Une nouvelle séquence s’ouvre dans le dossier judiciaire visant Sylvia Bongo Ondimba et Noureddin Bongo Valentin. Selon des informations relayées par des sources proches des circuits de coopération policière internationale, la notice rouge émise à leur encontre aurait été validée et diffusée par Interpol depuis le 6 mai 2026.
Cette évolution intervient plusieurs mois après les mandats émis par la justice gabonaise à la suite de leur condamnation par contumace en novembre 2025. Le dossier transmis par les autorités judiciaires gabonaises aurait ainsi franchi une étape importante dans les mécanismes de coopération policière internationale.
Si cette information est confirmée officiellement, elle signifierait que les personnes concernées ne sont plus uniquement recherchées dans le cadre national, mais qu’elles font désormais l’objet d’un signalement dans les bases de données utilisées par les services de police des pays membres d’Interpol.
La notice rouge constitue un instrument de coopération internationale permettant de localiser une personne recherchée et de signaler aux États membres qu’une procédure judiciaire est en cours. Elle ne vaut pas mandat d’arrêt international automatique, mais facilite les échanges entre autorités judiciaires et policières dans le cadre d’éventuelles procédures d’interpellation ou d’extradition.
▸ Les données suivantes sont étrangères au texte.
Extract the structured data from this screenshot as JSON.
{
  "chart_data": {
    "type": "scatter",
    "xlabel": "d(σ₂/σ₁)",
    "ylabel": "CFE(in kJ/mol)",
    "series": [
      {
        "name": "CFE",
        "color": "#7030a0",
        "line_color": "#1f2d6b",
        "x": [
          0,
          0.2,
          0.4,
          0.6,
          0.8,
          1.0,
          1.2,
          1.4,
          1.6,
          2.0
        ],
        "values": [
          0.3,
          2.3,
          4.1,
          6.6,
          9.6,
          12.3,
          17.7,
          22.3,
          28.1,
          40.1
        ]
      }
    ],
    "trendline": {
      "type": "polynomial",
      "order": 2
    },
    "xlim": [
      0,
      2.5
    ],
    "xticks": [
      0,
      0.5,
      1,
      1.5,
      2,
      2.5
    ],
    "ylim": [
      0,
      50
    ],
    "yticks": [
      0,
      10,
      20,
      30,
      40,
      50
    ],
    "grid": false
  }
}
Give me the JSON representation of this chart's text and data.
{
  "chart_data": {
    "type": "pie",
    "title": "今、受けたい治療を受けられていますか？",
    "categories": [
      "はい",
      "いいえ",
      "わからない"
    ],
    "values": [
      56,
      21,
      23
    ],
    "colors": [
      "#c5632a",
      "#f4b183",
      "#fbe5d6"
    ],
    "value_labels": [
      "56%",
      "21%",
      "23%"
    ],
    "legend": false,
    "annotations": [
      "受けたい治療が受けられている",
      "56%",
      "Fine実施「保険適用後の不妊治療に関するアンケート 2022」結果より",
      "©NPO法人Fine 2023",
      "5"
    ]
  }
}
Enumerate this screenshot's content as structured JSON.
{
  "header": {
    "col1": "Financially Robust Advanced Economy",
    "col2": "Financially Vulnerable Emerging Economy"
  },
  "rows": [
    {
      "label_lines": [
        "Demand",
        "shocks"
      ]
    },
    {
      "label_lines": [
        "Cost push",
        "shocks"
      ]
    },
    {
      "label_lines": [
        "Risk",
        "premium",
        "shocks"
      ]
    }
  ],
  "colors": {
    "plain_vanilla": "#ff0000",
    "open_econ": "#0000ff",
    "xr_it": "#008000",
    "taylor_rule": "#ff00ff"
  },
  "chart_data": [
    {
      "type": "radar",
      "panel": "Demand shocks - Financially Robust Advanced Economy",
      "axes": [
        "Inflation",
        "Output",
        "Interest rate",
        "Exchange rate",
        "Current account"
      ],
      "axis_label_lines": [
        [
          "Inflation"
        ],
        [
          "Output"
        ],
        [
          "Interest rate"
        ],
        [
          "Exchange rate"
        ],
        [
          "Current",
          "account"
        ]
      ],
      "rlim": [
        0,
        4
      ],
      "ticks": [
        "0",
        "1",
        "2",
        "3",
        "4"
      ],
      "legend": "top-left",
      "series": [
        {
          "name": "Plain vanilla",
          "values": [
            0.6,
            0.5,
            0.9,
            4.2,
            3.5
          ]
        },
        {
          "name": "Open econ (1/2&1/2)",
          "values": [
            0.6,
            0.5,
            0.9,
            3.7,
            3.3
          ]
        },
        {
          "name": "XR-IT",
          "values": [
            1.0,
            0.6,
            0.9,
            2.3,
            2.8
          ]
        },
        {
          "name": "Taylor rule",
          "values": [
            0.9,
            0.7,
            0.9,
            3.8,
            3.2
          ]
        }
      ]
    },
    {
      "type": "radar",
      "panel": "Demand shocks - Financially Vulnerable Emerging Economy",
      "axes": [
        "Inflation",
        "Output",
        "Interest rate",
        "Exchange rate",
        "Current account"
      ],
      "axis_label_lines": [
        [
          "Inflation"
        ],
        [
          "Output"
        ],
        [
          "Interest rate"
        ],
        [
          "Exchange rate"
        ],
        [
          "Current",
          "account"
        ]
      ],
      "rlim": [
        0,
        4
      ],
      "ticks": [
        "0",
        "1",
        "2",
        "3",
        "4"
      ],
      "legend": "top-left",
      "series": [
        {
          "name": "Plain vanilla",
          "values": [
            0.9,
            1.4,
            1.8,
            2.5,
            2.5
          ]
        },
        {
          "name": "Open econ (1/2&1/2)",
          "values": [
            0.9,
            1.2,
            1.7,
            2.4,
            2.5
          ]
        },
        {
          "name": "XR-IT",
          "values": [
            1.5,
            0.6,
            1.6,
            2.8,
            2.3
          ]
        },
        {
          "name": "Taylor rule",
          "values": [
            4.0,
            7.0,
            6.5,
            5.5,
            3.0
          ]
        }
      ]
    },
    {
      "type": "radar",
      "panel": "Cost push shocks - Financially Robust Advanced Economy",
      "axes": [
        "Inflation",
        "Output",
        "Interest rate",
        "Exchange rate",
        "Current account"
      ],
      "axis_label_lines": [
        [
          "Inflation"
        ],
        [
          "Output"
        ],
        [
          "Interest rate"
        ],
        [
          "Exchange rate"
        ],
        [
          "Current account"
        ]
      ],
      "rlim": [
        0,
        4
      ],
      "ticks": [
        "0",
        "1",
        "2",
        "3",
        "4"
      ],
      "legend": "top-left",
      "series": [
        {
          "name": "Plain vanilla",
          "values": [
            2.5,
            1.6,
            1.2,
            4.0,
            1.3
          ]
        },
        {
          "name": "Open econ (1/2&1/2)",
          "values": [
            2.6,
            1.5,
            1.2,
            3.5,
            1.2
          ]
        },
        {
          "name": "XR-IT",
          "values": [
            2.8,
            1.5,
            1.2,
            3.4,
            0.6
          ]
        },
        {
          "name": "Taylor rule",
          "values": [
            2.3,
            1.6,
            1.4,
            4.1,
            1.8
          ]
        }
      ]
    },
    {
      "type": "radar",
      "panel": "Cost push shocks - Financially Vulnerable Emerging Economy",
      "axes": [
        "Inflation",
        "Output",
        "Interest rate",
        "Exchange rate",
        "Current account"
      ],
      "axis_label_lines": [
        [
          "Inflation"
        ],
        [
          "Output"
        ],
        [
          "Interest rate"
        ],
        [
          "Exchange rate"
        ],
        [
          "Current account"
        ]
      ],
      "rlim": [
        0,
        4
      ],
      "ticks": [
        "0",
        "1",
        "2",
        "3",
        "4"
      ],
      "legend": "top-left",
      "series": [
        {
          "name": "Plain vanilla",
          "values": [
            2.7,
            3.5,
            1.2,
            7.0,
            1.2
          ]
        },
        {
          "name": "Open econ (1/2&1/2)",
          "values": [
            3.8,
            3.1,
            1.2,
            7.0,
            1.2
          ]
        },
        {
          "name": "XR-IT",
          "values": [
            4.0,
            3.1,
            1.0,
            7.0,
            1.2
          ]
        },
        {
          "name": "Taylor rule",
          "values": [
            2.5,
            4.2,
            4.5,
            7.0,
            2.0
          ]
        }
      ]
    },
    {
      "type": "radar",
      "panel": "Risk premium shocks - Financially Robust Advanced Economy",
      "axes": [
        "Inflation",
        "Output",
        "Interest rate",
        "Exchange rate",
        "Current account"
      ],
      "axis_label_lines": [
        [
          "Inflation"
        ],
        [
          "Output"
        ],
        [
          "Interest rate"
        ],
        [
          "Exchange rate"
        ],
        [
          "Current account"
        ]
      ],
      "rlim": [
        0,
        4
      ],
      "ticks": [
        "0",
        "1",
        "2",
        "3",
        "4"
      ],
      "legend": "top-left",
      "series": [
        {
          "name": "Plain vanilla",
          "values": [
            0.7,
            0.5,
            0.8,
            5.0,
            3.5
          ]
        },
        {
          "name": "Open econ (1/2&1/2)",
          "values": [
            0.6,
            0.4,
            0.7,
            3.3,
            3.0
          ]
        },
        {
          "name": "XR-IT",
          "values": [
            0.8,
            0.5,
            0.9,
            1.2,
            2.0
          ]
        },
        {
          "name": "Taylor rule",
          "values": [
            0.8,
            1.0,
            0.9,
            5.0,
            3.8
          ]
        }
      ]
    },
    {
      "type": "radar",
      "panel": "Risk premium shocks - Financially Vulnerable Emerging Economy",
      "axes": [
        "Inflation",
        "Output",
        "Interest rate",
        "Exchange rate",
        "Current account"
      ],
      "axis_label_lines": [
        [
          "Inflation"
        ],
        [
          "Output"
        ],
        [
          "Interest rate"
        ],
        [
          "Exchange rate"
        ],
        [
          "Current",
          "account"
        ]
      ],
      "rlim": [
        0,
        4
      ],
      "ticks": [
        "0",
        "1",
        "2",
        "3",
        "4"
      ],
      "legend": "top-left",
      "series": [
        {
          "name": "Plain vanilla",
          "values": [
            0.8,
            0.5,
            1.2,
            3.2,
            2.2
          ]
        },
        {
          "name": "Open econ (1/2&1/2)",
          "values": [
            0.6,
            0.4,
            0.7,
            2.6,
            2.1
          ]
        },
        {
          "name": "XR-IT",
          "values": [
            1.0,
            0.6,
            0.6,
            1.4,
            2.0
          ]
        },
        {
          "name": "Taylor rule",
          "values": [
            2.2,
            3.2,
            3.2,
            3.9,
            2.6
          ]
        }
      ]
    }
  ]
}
Pour les autorités gabonaises, cette étape représenterait une avancée significative. Elle témoignerait de la capacité du pays à porter certaines procédures judiciaires au-delà de ses frontières et à mobiliser les mécanismes internationaux prévus dans le cadre de la coopération judiciaire.
Au-delà de l’aspect strictement judiciaire, ce développement revêt également une dimension institutionnelle. Il intervient dans un contexte où les autorités gabonaises affirment leur volonté de renforcer la lutte contre les crimes économiques, les détournements présumés de fonds publics et les infractions financières considérées comme portant atteinte aux intérêts de l’État.
La diffusion d’une notice rouge peut également avoir des conséquences pratiques importantes pour les personnes visées. Les déplacements internationaux deviennent plus complexes, chaque passage de frontière pouvant donner lieu à des vérifications supplémentaires selon la législation applicable dans le pays concerné.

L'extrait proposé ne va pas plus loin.